Книга: Война затишья не любит
Назад: Станиславский не поверит!
Дальше: Побег из Кабула

Все, кроме пчел…

Астманов разлил остатки водки, протянул Хайру пиалу:
– Передохни, Монте-Кристо… Теперь будешь на мои вопросы отвечать. Что случилось дальше с прапорщиком, Кузякиным и с тобой, как ты попал в редакцию? Что тебе известно о нападении на заставу? И третье, кому ты успел спихнуть «золото муравьев» и сколько?
Хайр побледнел и обреченно выдохнул:
– Ты все знаешь, да?
Астманов яростным рывком притянул к себе афганца:
– Пока не все.
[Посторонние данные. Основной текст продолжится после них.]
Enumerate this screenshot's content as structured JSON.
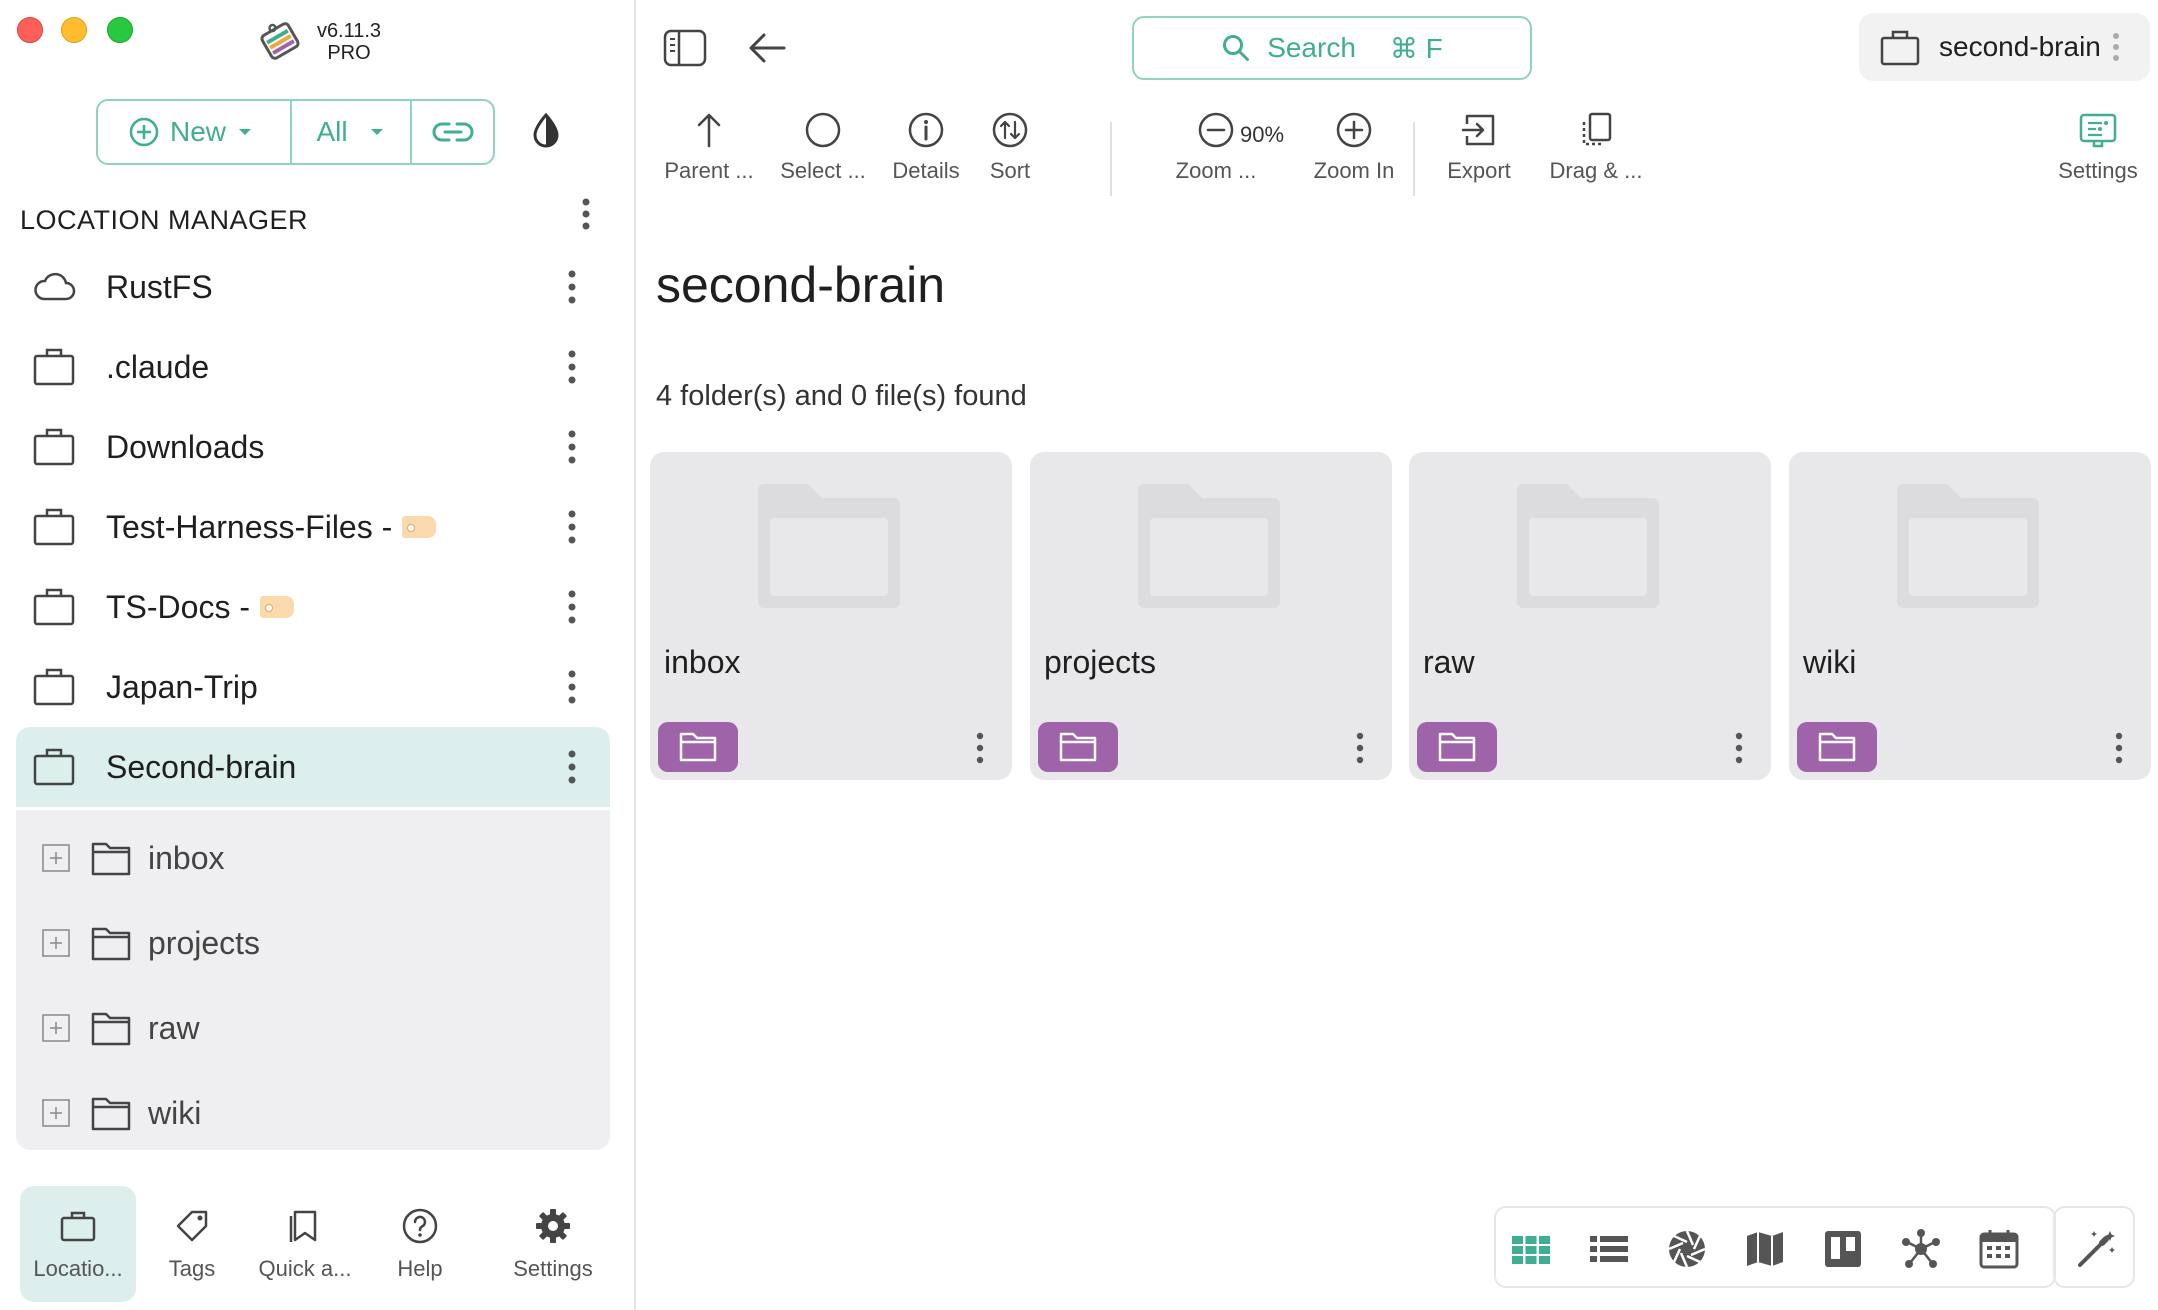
{
  "app": {
    "version": "v6.11.3",
    "edition": "PRO"
  },
  "sidebar": {
    "new_label": "New",
    "filter_label": "All",
    "section_title": "LOCATION MANAGER",
    "locations": [
      {
        "label": "RustFS",
        "icon": "cloud-icon"
      },
      {
        "label": ".claude",
        "icon": "briefcase-icon"
      },
      {
        "label": "Downloads",
        "icon": "briefcase-icon"
      },
      {
        "label": "Test-Harness-Files -",
        "icon": "briefcase-icon",
        "tagged": true
      },
      {
        "label": "TS-Docs -",
        "icon": "briefcase-icon",
        "tagged": true
      },
      {
        "label": "Japan-Trip",
        "icon": "briefcase-icon"
      },
      {
        "label": "Second-brain",
        "icon": "briefcase-icon",
        "selected": true
      }
    ],
    "tree": [
      {
        "label": "inbox"
      },
      {
        "label": "projects"
      },
      {
        "label": "raw"
      },
      {
        "label": "wiki"
      }
    ],
    "bottom_nav": [
      {
        "label": "Locatio...",
        "icon": "briefcase-icon",
        "active": true
      },
      {
        "label": "Tags",
        "icon": "tag-icon"
      },
      {
        "label": "Quick a...",
        "icon": "bookmark-icon"
      },
      {
        "label": "Help",
        "icon": "help-icon"
      },
      {
        "label": "Settings",
        "icon": "gear-icon"
      }
    ]
  },
  "header": {
    "search_label": "Search",
    "search_shortcut": "⌘ F",
    "location_name": "second-brain"
  },
  "toolbar": {
    "parent": "Parent ...",
    "select": "Select ...",
    "details": "Details",
    "sort": "Sort",
    "zoom_out": "Zoom ...",
    "zoom_level": "90%",
    "zoom_in": "Zoom In",
    "export": "Export",
    "drag": "Drag & ...",
    "settings": "Settings"
  },
  "content": {
    "title": "second-brain",
    "count_text": "4 folder(s) and 0 file(s) found",
    "folders": [
      {
        "name": "inbox"
      },
      {
        "name": "projects"
      },
      {
        "name": "raw"
      },
      {
        "name": "wiki"
      }
    ]
  },
  "view_modes": [
    "grid-view-icon",
    "list-view-icon",
    "gallery-view-icon",
    "map-view-icon",
    "kanban-view-icon",
    "graph-view-icon",
    "calendar-view-icon"
  ],
  "colors": {
    "accent": "#3fae92",
    "accent_border": "#8fd4c2",
    "selected_bg": "#dcefec",
    "folder_badge": "#9e63a8",
    "card_bg": "#e8e7ea",
    "tag_chip": "#fad9ad"
  }
}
Но то, что ты – практически покойник, что я следом за тобой – ходячая мишень, что половина взвода полегла в Кашгузаре, куда ни один дух не забредал до ваших поисков – это я знаю. И еще я знаю, что перстни из этого ящика уже гуляют по рукам. По очень серьезным рукам. И, кроме смерти, ничего не сулят, понял, ты, кладоискатель?
– Кузякин приказал золото не трогать. Две недели не отпускал от себя, все время брал в командировки. Прапорщик выехал в Термез. Я не знаю, что там случилось, в Термезе или в Ташкенте, но пришла телеграмма, что он погиб. Кузякин сказал, что утонул. А потом мы узнали о нападении на Кашгузар. Я понял, что это из-за других ящиков. Потом Кузякин сильно заболел. Сначала сказал, что плохо себя чувствует, а через два дня ночью его отправили в Термез… Я, клянусь, не видел его с тех пор. Потом у нас была делегация из «чель орду», когда резервисты присягу принимали, и я увидел там старшего лейтенанта, ну, того, белесого джинна. Он проходил мимо и тихонько сказал: «Еще раз увижу – убью». Знаешь, как он страшно улыбнулся, когда это сказал?
– Жаль, он тебя тогда не грохнул, – в сердцах брякнул Астманов, но, увидев, как побледнел афганец, смягчился. – Давай выкладывай, сколько дал, чтобы в редакцию попасть, ты ведь безродный и не калека, вон как бегаешь!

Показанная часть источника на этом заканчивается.